Example 17 determination of bone marrow toxicity of Compound 8 to S180 mice

The myelosuppressive toxicity of 5-FU is mainly manifested by a decrease in the white blood cell and platelet counts in the blood. To investigate the potential bone marrow toxicity of compound 8 treatment, the present invention measured leukocyte and platelet counts in the blood of compound 8 treated S180 mice using a michael fully automated three-classification hematology analyzer BC 3000. The data are shown in Table 5. The data show that compound 8 has no difference in its effect on white blood cell and platelet counts in the blood of S180 mice at the 1 nmol/kg/day dose compared to saline. As can be seen, compound 8 treatment was not myelotoxic to S180 mice. In contrast, the effect of 5-FU at the dose of 150. mu. mol/kg/day on the white blood cell and platelet counts in the blood of S180 mice was significantly different from that of normal saline. As can be seen, 5-FU has bone marrow toxicity to S180 mice.

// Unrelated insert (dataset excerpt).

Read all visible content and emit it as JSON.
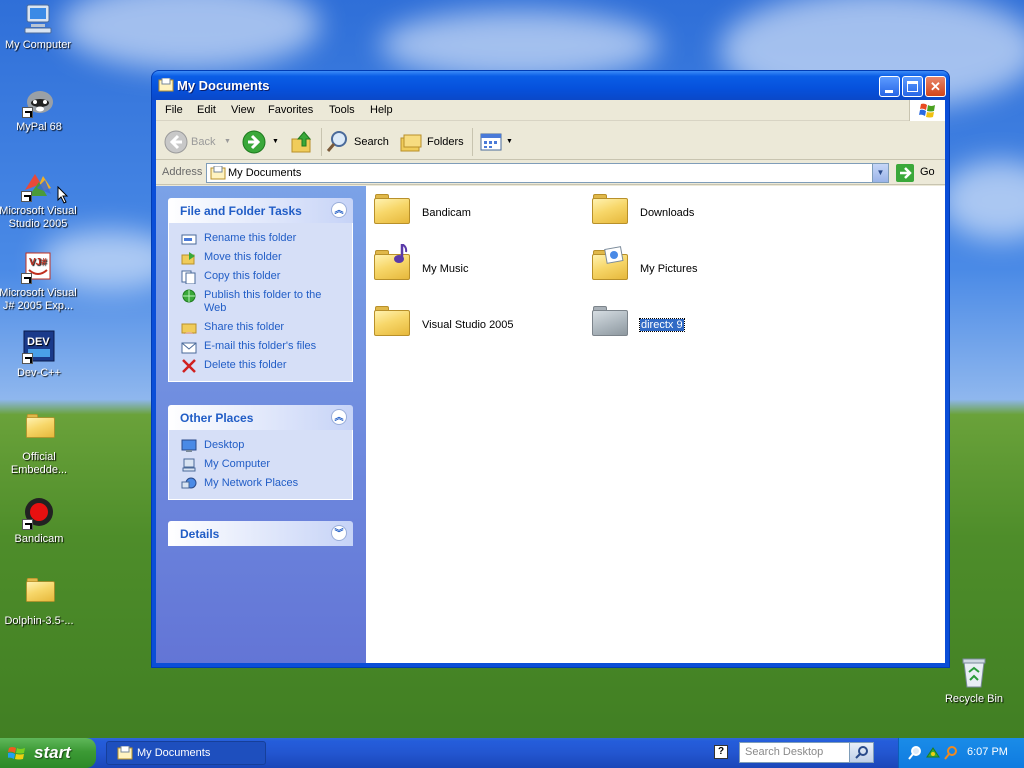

On the premise that the antitumor activity is the same as that of 5-FU, the compound 8 has no bone marrow toxicity, and the outstanding technical effect of the invention is reflected.

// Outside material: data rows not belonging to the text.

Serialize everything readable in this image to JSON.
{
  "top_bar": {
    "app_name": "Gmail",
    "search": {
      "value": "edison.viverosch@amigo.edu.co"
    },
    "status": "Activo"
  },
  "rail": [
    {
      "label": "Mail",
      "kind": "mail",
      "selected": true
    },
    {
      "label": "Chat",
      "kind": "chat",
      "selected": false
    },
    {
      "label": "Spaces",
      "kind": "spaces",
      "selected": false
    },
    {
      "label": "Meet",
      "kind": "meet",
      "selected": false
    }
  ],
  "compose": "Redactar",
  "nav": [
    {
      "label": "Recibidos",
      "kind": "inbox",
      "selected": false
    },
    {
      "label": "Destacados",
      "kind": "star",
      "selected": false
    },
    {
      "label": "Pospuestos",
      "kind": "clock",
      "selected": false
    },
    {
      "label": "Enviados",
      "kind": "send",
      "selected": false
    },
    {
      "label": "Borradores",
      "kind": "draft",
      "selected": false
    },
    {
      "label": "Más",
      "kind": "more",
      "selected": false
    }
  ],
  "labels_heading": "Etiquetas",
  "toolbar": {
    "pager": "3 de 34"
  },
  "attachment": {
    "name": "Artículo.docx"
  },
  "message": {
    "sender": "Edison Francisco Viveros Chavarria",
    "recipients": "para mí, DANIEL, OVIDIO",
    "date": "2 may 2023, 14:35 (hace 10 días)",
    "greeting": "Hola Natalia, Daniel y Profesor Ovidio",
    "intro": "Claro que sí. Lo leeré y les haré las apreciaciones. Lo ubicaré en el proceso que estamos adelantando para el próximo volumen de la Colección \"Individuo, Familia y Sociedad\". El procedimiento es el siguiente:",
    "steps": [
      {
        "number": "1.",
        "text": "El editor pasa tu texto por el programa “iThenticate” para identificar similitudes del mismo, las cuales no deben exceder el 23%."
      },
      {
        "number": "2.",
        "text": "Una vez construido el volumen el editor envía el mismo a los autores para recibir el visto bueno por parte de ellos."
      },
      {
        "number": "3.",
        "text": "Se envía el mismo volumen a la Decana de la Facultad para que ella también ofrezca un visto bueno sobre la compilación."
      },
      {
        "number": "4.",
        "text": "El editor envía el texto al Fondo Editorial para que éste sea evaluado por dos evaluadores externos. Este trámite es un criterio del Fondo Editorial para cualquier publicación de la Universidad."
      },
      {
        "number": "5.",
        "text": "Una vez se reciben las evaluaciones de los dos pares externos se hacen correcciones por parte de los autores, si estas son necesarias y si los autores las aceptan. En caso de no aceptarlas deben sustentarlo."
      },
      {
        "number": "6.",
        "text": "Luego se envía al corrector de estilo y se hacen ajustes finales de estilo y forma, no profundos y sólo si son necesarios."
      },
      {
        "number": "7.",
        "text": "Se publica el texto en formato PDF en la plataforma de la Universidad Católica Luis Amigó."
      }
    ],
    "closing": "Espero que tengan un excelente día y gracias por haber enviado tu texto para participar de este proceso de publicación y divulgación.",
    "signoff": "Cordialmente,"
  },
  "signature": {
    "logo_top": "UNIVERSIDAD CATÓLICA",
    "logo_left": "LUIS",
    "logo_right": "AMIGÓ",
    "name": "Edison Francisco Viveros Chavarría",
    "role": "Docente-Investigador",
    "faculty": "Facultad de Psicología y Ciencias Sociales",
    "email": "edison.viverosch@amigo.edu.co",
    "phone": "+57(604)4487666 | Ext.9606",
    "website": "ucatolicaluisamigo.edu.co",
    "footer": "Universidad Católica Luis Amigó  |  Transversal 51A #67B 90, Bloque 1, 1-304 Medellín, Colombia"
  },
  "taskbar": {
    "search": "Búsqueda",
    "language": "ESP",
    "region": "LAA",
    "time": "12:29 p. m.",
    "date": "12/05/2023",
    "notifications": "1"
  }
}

TABLE 5 Effect of Compound 8 on leukocyte and platelet counts in S180 mice

a) P <0.05 to saline; b) the ratio of P to physiological saline is greater than 0.05, and n is 8.

Claims

1. 1- (CH) of the following Structure₂CO-Arg-Gly-Asp-Ser)-3-(CH₂CO-The) -5-fluorouracil,

2. the 1- (CH) of claim 1₂CO-Arg-Gly-Asp-Ser)-3-(CH₂A method for preparing CO-The) -5-fluorouracil, comprising:

3. The 1- (CH) of claim 1₂CO-Arg-Gly-Asp-Ser)-3-(CH₂Application of CO-The) -5-fluorouracil in preparing antitumor drugs.

4. The 1- (CH) of claim 1₂CO-Arg-Gly-Asp-Ser)-3-(CH₂Application of CO-The) -5-fluorouracil in preparing anti-tumor metastasis medicaments.

5. The 1- (CH) of claim 1₂CO-Arg-Gly-Asp-Ser)-3-(CH₂Application of CO-The) -5-fluorouracil in preparing medicine with dual effects of resisting tumor and tumor metastasis.